Likewise, he alone figured in Sakuni’s response to Duryodhana. He told Bhishma and Drona that he did not agree with them. Krishna would be displeased, he told them, if he was denied five villages. At the same time, if they gave him one, in that one village, he would take away from them everything they had. In fact, there would be nothing left in the world that would not belong to him: yeka gramake hari se sacharachara pruthibi gheniba (in that one village, he will take away the entire world). “Listen, O king,”, said Sakuni to Duryodhana, “the doings of Narayana” and he went on to tell him about the doings of His avatara, Vamana”. In the form of a vamana, a dwarf, he had asked the noble and virtuous king Bali to give him as dana (ritual gift) only that much land that his three steps could cover. With two steps he covered the earth and the heaven and Bali had nothing to give him. He offered his head for his third step and Vamana put his third foot on his head. Thus, Sakuni told Duryodhana, the great king perished. Krishna, he told the king, was Vamana in the aeon of Truth. Like his guru, Sukracharya, who had counselled Bali not to give anything to Vamana, in the aeon of Dwapara, Sakuni was asking the Kaurava king to do likewise to Krishna. “Bali could not give Vamana land to cover his three feet”, said Sakuni to Duryodhana,” how can you even think of giving him five villages? You will have nowhere to stay if you give him just one village!”

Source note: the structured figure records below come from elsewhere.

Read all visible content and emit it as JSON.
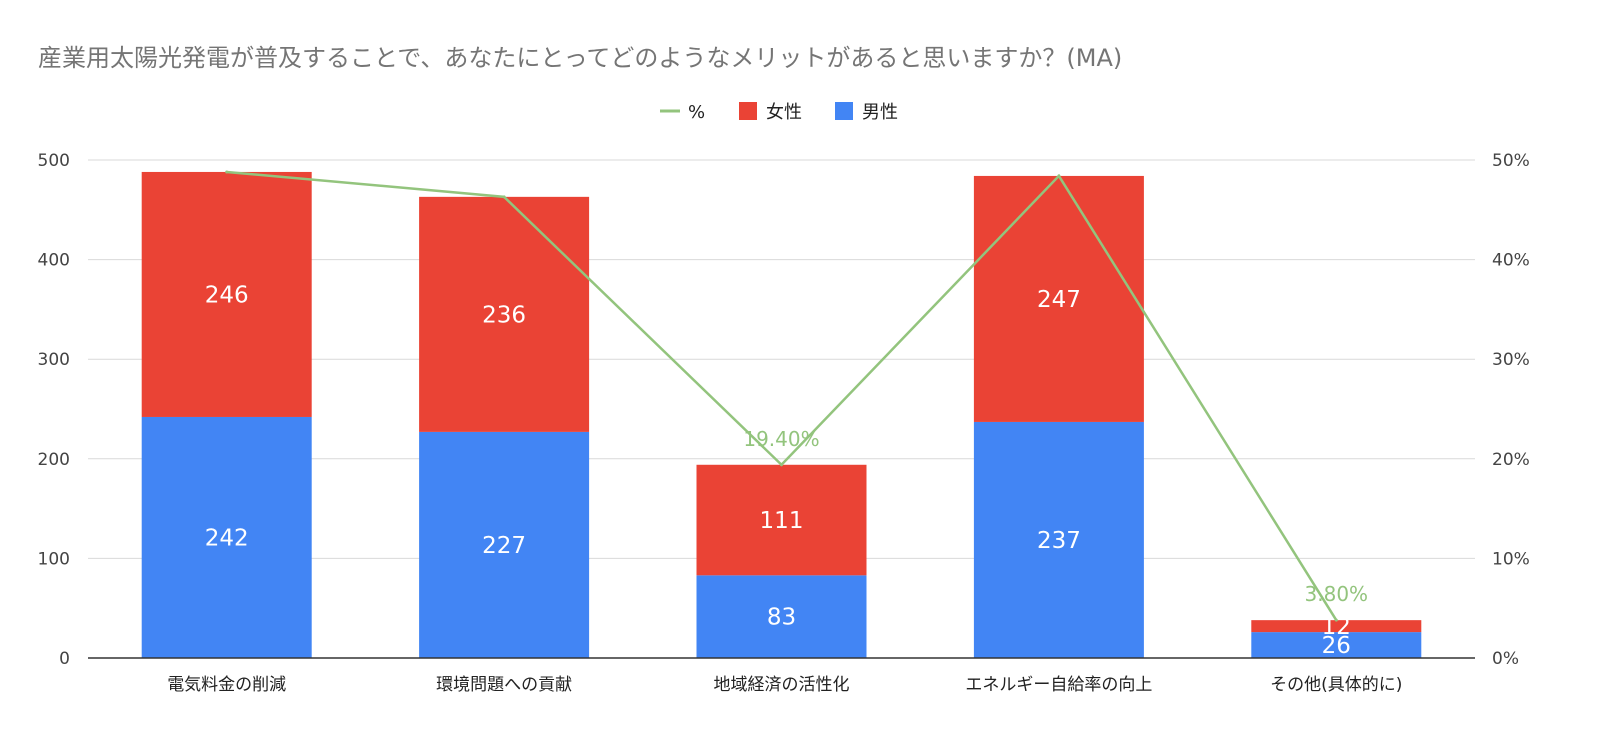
{
  "chart_data": {
    "type": "bar",
    "stacked": true,
    "title": "産業用太陽光発電が普及することで、あなたにとってどのようなメリットがあると思いますか？(MA)",
    "categories": [
      "電気料金の削減",
      "環境問題への貢献",
      "地域経済の活性化",
      "エネルギー自給率の向上",
      "その他(具体的に)"
    ],
    "series": [
      {
        "name": "男性",
        "color": "#4285f4",
        "values": [
          242,
          227,
          83,
          237,
          26
        ],
        "labels": [
          "242",
          "227",
          "83",
          "237",
          "26"
        ]
      },
      {
        "name": "女性",
        "color": "#ea4335",
        "values": [
          246,
          236,
          111,
          247,
          12
        ],
        "labels": [
          "246",
          "236",
          "111",
          "247",
          "12"
        ]
      }
    ],
    "line_series": {
      "name": "%",
      "color": "#93c47d",
      "axis": "right",
      "values": [
        48.8,
        46.3,
        19.4,
        48.4,
        3.8
      ],
      "point_labels": [
        "",
        "",
        "19.40%",
        "",
        "3.80%"
      ]
    },
    "legend": {
      "position": "top",
      "items": [
        {
          "name": "%",
          "color": "#93c47d",
          "shape": "line"
        },
        {
          "name": "女性",
          "color": "#ea4335",
          "shape": "square"
        },
        {
          "name": "男性",
          "color": "#4285f4",
          "shape": "square"
        }
      ]
    },
    "y_left": {
      "min": 0,
      "max": 500,
      "ticks": [
        "0",
        "100",
        "200",
        "300",
        "400",
        "500"
      ]
    },
    "y_right": {
      "min": 0,
      "max": 50,
      "ticks": [
        "0%",
        "10%",
        "20%",
        "30%",
        "40%",
        "50%"
      ]
    },
    "grid": true
  }
}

But what is fake with these views, one would ask. Bhishma and Drona said what they believed to be the case. The text gives no reason for scepticism. As for Sakuni, in Sarala’s retelling, he did not have to be told by anyone that Krishna was no sinner but the giver of moksa and that seeing him freed one from sins of numerous births. Yet he told Duryodhana that he was a sinner and could not be offered a place among the venerable in his court.
In the case of king Bhishma’s swayambara, he deliberately concealed facts, for which there is evidence in the text. Bhishma had charged him of not telling Duryodhana the entire story and Sakuni did not contest him. Now, what can we say about his views of Bali’s fate? From the laukika perspective, Bali perished.

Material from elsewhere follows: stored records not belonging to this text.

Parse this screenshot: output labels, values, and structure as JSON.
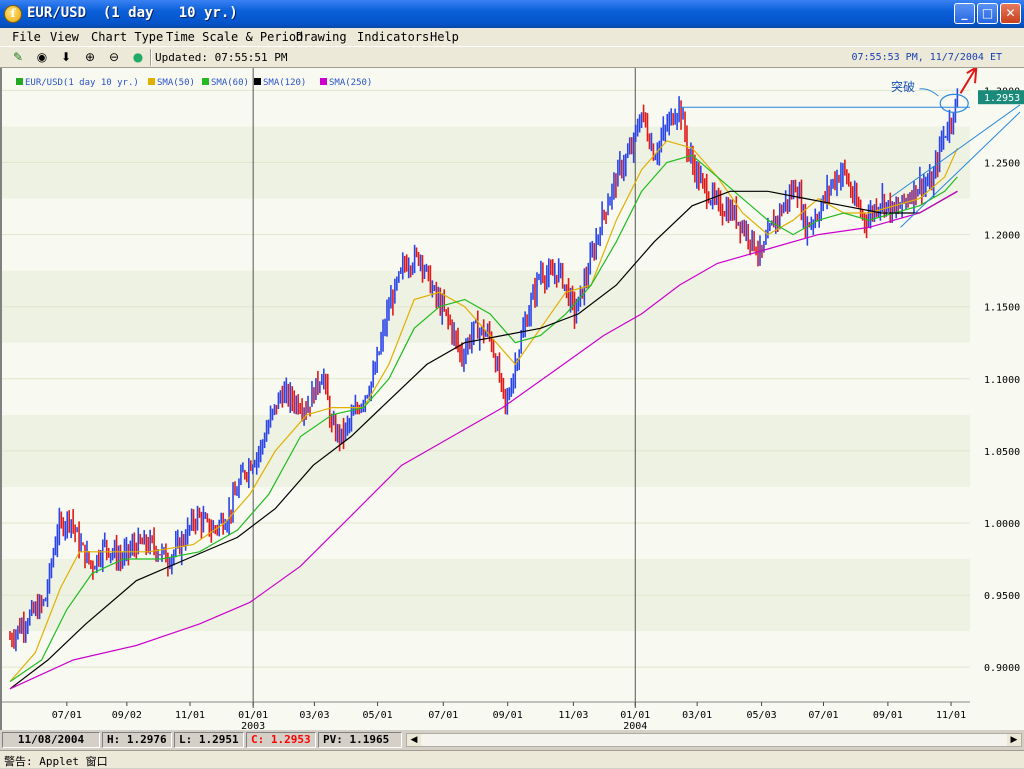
{
  "window": {
    "title": "EUR/USD  (1 day   10 yr.)",
    "icon_glyph": "f",
    "minimize_glyph": "_",
    "maximize_glyph": "□",
    "close_glyph": "✕"
  },
  "menu": [
    "File",
    "View",
    "Chart Type",
    "Time Scale & Period",
    "Drawing",
    "Indicators",
    "Help"
  ],
  "toolbar": {
    "updated_label": "Updated: 07:55:51 PM",
    "clock": "07:55:53 PM, 11/7/2004 ET",
    "icons": [
      "pen-icon",
      "target-icon",
      "arrow-down-icon",
      "zoom-in-icon",
      "zoom-out-icon",
      "globe-icon"
    ],
    "icon_glyphs": [
      "✎",
      "◉",
      "⬇",
      "⊕",
      "⊖",
      "●"
    ]
  },
  "status": {
    "date": "11/08/2004",
    "high": "H: 1.2976",
    "low": "L: 1.2951",
    "close": "C: 1.2953",
    "pv": "PV: 1.1965",
    "close_color": "#ff0000",
    "scroll_left_glyph": "◀",
    "scroll_right_glyph": "▶"
  },
  "bottombar": {
    "warning": "警告: Applet 窗口"
  },
  "chart_data": {
    "type": "line",
    "legend": [
      {
        "label": "EUR/USD(1 day  10 yr.)",
        "color": "#22aa22"
      },
      {
        "label": "SMA(50)",
        "color": "#e0b000"
      },
      {
        "label": "SMA(60)",
        "color": "#22bb22"
      },
      {
        "label": "SMA(120)",
        "color": "#000000"
      },
      {
        "label": "SMA(250)",
        "color": "#cc00cc"
      }
    ],
    "ylim": [
      0.88,
      1.31
    ],
    "y_ticks": [
      "0.9000",
      "0.9500",
      "1.0000",
      "1.0500",
      "1.1000",
      "1.1500",
      "1.2000",
      "1.2500",
      "1.3000"
    ],
    "x_ticks": [
      {
        "label": "07/01",
        "t": 0.09
      },
      {
        "label": "09/02",
        "t": 0.185
      },
      {
        "label": "11/01",
        "t": 0.285
      },
      {
        "label": "01/01",
        "t": 0.385,
        "year": "2003"
      },
      {
        "label": "03/03",
        "t": 0.482
      },
      {
        "label": "05/01",
        "t": 0.582
      },
      {
        "label": "07/01",
        "t": 0.686
      },
      {
        "label": "09/01",
        "t": 0.788
      },
      {
        "label": "11/03",
        "t": 0.892
      },
      {
        "label": "01/01",
        "t": 0.99,
        "year": "2004"
      },
      {
        "label": "03/01",
        "t": 1.088
      },
      {
        "label": "05/03",
        "t": 1.19
      },
      {
        "label": "07/01",
        "t": 1.288
      },
      {
        "label": "09/01",
        "t": 1.39
      },
      {
        "label": "11/01",
        "t": 1.49
      }
    ],
    "year_dividers": [
      0.385,
      0.99
    ],
    "series": [
      {
        "name": "EUR/USD(1 day  10 yr.)",
        "values": [
          [
            0.0,
            0.92
          ],
          [
            0.03,
            0.935
          ],
          [
            0.055,
            0.945
          ],
          [
            0.075,
            0.995
          ],
          [
            0.095,
            1.005
          ],
          [
            0.11,
            0.985
          ],
          [
            0.13,
            0.97
          ],
          [
            0.15,
            0.985
          ],
          [
            0.175,
            0.975
          ],
          [
            0.2,
            0.985
          ],
          [
            0.225,
            0.985
          ],
          [
            0.25,
            0.975
          ],
          [
            0.27,
            0.985
          ],
          [
            0.295,
            1.005
          ],
          [
            0.32,
            0.995
          ],
          [
            0.345,
            1.005
          ],
          [
            0.37,
            1.035
          ],
          [
            0.395,
            1.05
          ],
          [
            0.415,
            1.075
          ],
          [
            0.43,
            1.09
          ],
          [
            0.45,
            1.085
          ],
          [
            0.47,
            1.08
          ],
          [
            0.495,
            1.105
          ],
          [
            0.51,
            1.065
          ],
          [
            0.525,
            1.06
          ],
          [
            0.545,
            1.075
          ],
          [
            0.575,
            1.1
          ],
          [
            0.6,
            1.15
          ],
          [
            0.625,
            1.18
          ],
          [
            0.65,
            1.185
          ],
          [
            0.67,
            1.16
          ],
          [
            0.695,
            1.14
          ],
          [
            0.715,
            1.115
          ],
          [
            0.735,
            1.135
          ],
          [
            0.76,
            1.13
          ],
          [
            0.785,
            1.08
          ],
          [
            0.805,
            1.12
          ],
          [
            0.82,
            1.145
          ],
          [
            0.84,
            1.175
          ],
          [
            0.855,
            1.17
          ],
          [
            0.87,
            1.175
          ],
          [
            0.895,
            1.145
          ],
          [
            0.915,
            1.175
          ],
          [
            0.94,
            1.215
          ],
          [
            0.965,
            1.245
          ],
          [
            0.985,
            1.26
          ],
          [
            1.0,
            1.285
          ],
          [
            1.02,
            1.255
          ],
          [
            1.04,
            1.275
          ],
          [
            1.06,
            1.29
          ],
          [
            1.075,
            1.255
          ],
          [
            1.095,
            1.235
          ],
          [
            1.12,
            1.22
          ],
          [
            1.145,
            1.215
          ],
          [
            1.17,
            1.2
          ],
          [
            1.19,
            1.185
          ],
          [
            1.205,
            1.205
          ],
          [
            1.225,
            1.22
          ],
          [
            1.245,
            1.235
          ],
          [
            1.26,
            1.205
          ],
          [
            1.28,
            1.215
          ],
          [
            1.3,
            1.235
          ],
          [
            1.32,
            1.245
          ],
          [
            1.335,
            1.225
          ],
          [
            1.355,
            1.21
          ],
          [
            1.38,
            1.225
          ],
          [
            1.4,
            1.215
          ],
          [
            1.42,
            1.225
          ],
          [
            1.44,
            1.235
          ],
          [
            1.46,
            1.235
          ],
          [
            1.475,
            1.265
          ],
          [
            1.49,
            1.28
          ],
          [
            1.5,
            1.2953
          ]
        ]
      },
      {
        "name": "SMA(50)",
        "values": [
          [
            0.0,
            0.89
          ],
          [
            0.04,
            0.91
          ],
          [
            0.08,
            0.955
          ],
          [
            0.11,
            0.98
          ],
          [
            0.16,
            0.98
          ],
          [
            0.22,
            0.98
          ],
          [
            0.29,
            0.985
          ],
          [
            0.34,
            1.0
          ],
          [
            0.38,
            1.02
          ],
          [
            0.42,
            1.05
          ],
          [
            0.47,
            1.075
          ],
          [
            0.51,
            1.08
          ],
          [
            0.56,
            1.08
          ],
          [
            0.6,
            1.11
          ],
          [
            0.64,
            1.155
          ],
          [
            0.68,
            1.16
          ],
          [
            0.72,
            1.15
          ],
          [
            0.76,
            1.13
          ],
          [
            0.8,
            1.11
          ],
          [
            0.84,
            1.135
          ],
          [
            0.88,
            1.16
          ],
          [
            0.92,
            1.165
          ],
          [
            0.96,
            1.21
          ],
          [
            1.0,
            1.245
          ],
          [
            1.04,
            1.265
          ],
          [
            1.08,
            1.26
          ],
          [
            1.12,
            1.24
          ],
          [
            1.16,
            1.215
          ],
          [
            1.2,
            1.2
          ],
          [
            1.24,
            1.21
          ],
          [
            1.28,
            1.225
          ],
          [
            1.32,
            1.215
          ],
          [
            1.36,
            1.215
          ],
          [
            1.4,
            1.22
          ],
          [
            1.44,
            1.225
          ],
          [
            1.48,
            1.24
          ],
          [
            1.5,
            1.26
          ]
        ]
      },
      {
        "name": "SMA(60)",
        "values": [
          [
            0.0,
            0.89
          ],
          [
            0.05,
            0.905
          ],
          [
            0.09,
            0.94
          ],
          [
            0.13,
            0.965
          ],
          [
            0.18,
            0.975
          ],
          [
            0.24,
            0.975
          ],
          [
            0.3,
            0.98
          ],
          [
            0.36,
            0.995
          ],
          [
            0.41,
            1.02
          ],
          [
            0.46,
            1.06
          ],
          [
            0.51,
            1.075
          ],
          [
            0.56,
            1.08
          ],
          [
            0.6,
            1.1
          ],
          [
            0.64,
            1.135
          ],
          [
            0.68,
            1.15
          ],
          [
            0.72,
            1.155
          ],
          [
            0.76,
            1.145
          ],
          [
            0.8,
            1.125
          ],
          [
            0.84,
            1.13
          ],
          [
            0.88,
            1.145
          ],
          [
            0.92,
            1.165
          ],
          [
            0.96,
            1.195
          ],
          [
            1.0,
            1.23
          ],
          [
            1.04,
            1.25
          ],
          [
            1.08,
            1.255
          ],
          [
            1.12,
            1.24
          ],
          [
            1.16,
            1.225
          ],
          [
            1.2,
            1.21
          ],
          [
            1.24,
            1.2
          ],
          [
            1.28,
            1.21
          ],
          [
            1.32,
            1.215
          ],
          [
            1.36,
            1.21
          ],
          [
            1.4,
            1.215
          ],
          [
            1.44,
            1.22
          ],
          [
            1.48,
            1.23
          ],
          [
            1.5,
            1.24
          ]
        ]
      },
      {
        "name": "SMA(120)",
        "values": [
          [
            0.0,
            0.885
          ],
          [
            0.06,
            0.905
          ],
          [
            0.12,
            0.93
          ],
          [
            0.2,
            0.96
          ],
          [
            0.28,
            0.975
          ],
          [
            0.36,
            0.99
          ],
          [
            0.42,
            1.01
          ],
          [
            0.48,
            1.04
          ],
          [
            0.54,
            1.06
          ],
          [
            0.6,
            1.085
          ],
          [
            0.66,
            1.11
          ],
          [
            0.72,
            1.125
          ],
          [
            0.78,
            1.13
          ],
          [
            0.84,
            1.135
          ],
          [
            0.9,
            1.145
          ],
          [
            0.96,
            1.165
          ],
          [
            1.02,
            1.195
          ],
          [
            1.08,
            1.22
          ],
          [
            1.14,
            1.23
          ],
          [
            1.2,
            1.23
          ],
          [
            1.26,
            1.225
          ],
          [
            1.32,
            1.22
          ],
          [
            1.38,
            1.215
          ],
          [
            1.44,
            1.215
          ],
          [
            1.5,
            1.23
          ]
        ]
      },
      {
        "name": "SMA(250)",
        "values": [
          [
            0.0,
            0.885
          ],
          [
            0.1,
            0.905
          ],
          [
            0.2,
            0.915
          ],
          [
            0.3,
            0.93
          ],
          [
            0.38,
            0.945
          ],
          [
            0.46,
            0.97
          ],
          [
            0.54,
            1.005
          ],
          [
            0.62,
            1.04
          ],
          [
            0.7,
            1.06
          ],
          [
            0.78,
            1.08
          ],
          [
            0.86,
            1.105
          ],
          [
            0.94,
            1.13
          ],
          [
            1.0,
            1.145
          ],
          [
            1.06,
            1.165
          ],
          [
            1.12,
            1.18
          ],
          [
            1.2,
            1.19
          ],
          [
            1.28,
            1.2
          ],
          [
            1.36,
            1.205
          ],
          [
            1.44,
            1.215
          ],
          [
            1.5,
            1.23
          ]
        ]
      }
    ],
    "annotations": {
      "breakout_text": "突破",
      "current_price": "1.2953",
      "resistance_level": 1.2883,
      "current_price_color": "#1a8a7a"
    },
    "grid": true
  }
}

From the cosmic perspective, he was blessed. He had felt immensely gratified that the Supreme god had come to him for dana; he had said this to guru Sukracharya : ehaun ana kisa mu paibi sulabha / samasta sampada mora pache ghenu padmanabha (What better fortune can I ever have than this. / Let Padmanabha take all my wealth). Sakuni had mentioned this when he was telling Duryodhana the story of Vamana. Taking the narrative to the cosmic level, Bhishma said that Bali’s story did not end with his disappearance from the earth. The dana made him immortal. Narayana made him the lord of the patala loka and assured him of the lordship of the swarga loka in due course. Sakuni brought the narrative back to the laukika level. After Bali’s departure from the mortal world, his queen offered worship to Vamana and reprimanded him severely for having killed her husband, who had most devoutly given him all he had. Sakuni was surely not unaware of what Narayana had given Bali for what He had taken from him but he chose to ignore it when he advised Duryodhana not to give anything to Krishna. It is this selectivity that shows that his views were insincere – fake.

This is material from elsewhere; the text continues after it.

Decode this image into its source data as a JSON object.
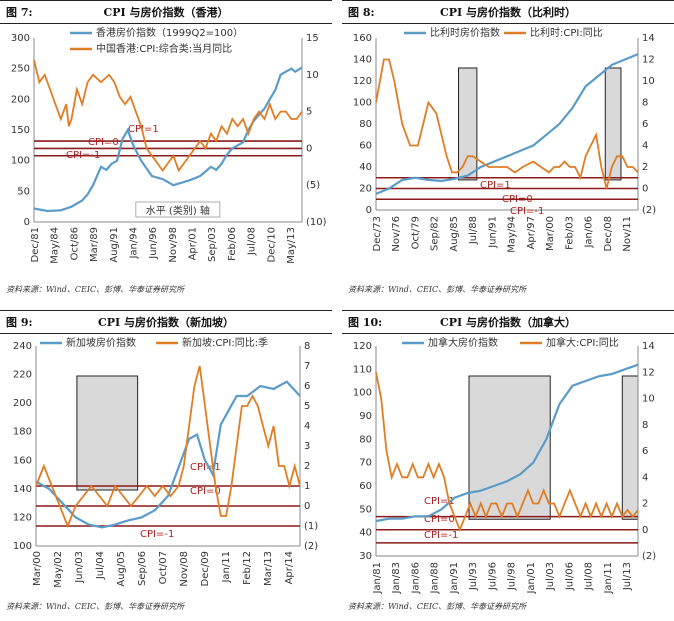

But let us not judge him harshly. He doesn’t deserve it; he deserves our understanding. No character in Sarala Mahabharata is more unfortunate than him. He was condemned to live a life of deception. Now, he desperately wanted war for the fulfilment of his own objective of avenging his father’s and relatives’ treacherous killing by Duryodhana. He had to say what he knew was false.